If $X$ is an orthogonal matrix, why does $X^TX = I$?

It’s not immediately clear to me why this is true. My notes say that putting $n$ orthonormal vectors $ v_1, …, v_n$ in the columns of $X$ gives $X^TX = I$, and it follows from this that the rows of $X$ are orthonormal.

Can you explain this better to me?
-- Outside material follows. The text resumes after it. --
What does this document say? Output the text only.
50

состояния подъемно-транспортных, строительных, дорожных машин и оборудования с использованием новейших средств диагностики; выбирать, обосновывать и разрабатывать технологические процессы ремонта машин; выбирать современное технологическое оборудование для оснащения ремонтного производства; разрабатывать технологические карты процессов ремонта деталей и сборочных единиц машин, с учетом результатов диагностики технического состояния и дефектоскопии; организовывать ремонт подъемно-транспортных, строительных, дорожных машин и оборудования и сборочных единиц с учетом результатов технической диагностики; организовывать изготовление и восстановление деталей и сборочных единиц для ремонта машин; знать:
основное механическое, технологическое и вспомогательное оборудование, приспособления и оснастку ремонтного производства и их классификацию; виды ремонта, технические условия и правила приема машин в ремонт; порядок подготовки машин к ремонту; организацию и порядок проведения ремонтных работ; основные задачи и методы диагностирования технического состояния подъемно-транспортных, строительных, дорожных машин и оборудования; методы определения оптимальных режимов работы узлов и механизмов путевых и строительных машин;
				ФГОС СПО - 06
I tried the $2\times 2$ case, but it isn’t clear to me why this is true.

Solutions Collecting From Web of "If $X$ is an orthogonal matrix, why does $X^TX = I$?"

A more visual, though not rigorous approach.

Let $X=[v_1|\cdots|v_n\textbf{]}$ be a a orthogonal matrix, where $v_i,\ldots ,v_n$ are $n$-dimensional column vectors.

Then $X^TX=\begin{bmatrix}\underline{v_1}\\\vdots\\\overline{v_n}\end{bmatrix}[v_1|\cdots|v_n\textbf{]}=\begin{bmatrix}v_1\cdot v_1 & v_1\cdot v_2 &\cdots &v_1 \cdot v_n\\
v_2\cdot v_1 &v_2\cdot v_2 &\cdots &v_2\cdot v_n\\
\vdots &\vdots &\ddots &\vdots\\
\vdots &\vdots &\ddots &\vdots\\
v_n\cdot v_1& v_n\cdot v_2 &\cdots &v_n\cdot v_n\end{bmatrix}=I_n$

Multiplying $\,X^tX\,$ , for a square matrix $\,X\,$, is the same as doing the inner product of the columns of $\,X^t\,$ = the rows of $\,X^t\,$ , when we look at them as $\,n$-th vectors…

$$X=(a_{ij})\implies X^t=(b_{ij})\;,\;\;b_{ij}=a_{ji}\;,\;\;1\le i,j\le n\implies$$

$$X^tX=\left(\sum_{k=1}^nb_{ik}a_{kj}\right)=\left(\sum_{k=1}^na_{ki}a_{kj}\right)=\delta_{ij}$$

Who is the $(i,j)$ element of the product $A \cdot B$ ? Answer: it is the canonical scalar product beetween i-th row of A and j-th column of B. That should answer your question.

Consider the matrix $Y = X^TX$. For every $i,j$ between $1$ and $n$, the $(i,j)$-th entry $y_{ij}$ of $Y$ is simply the dot product (scalar product) of the $i$-th column and the $j$-th column of $X$. (The $i$-th row of $X^T$ is the $i$-th column of $X$.) Evaluate this when $i\ne j$, and when $i=j$.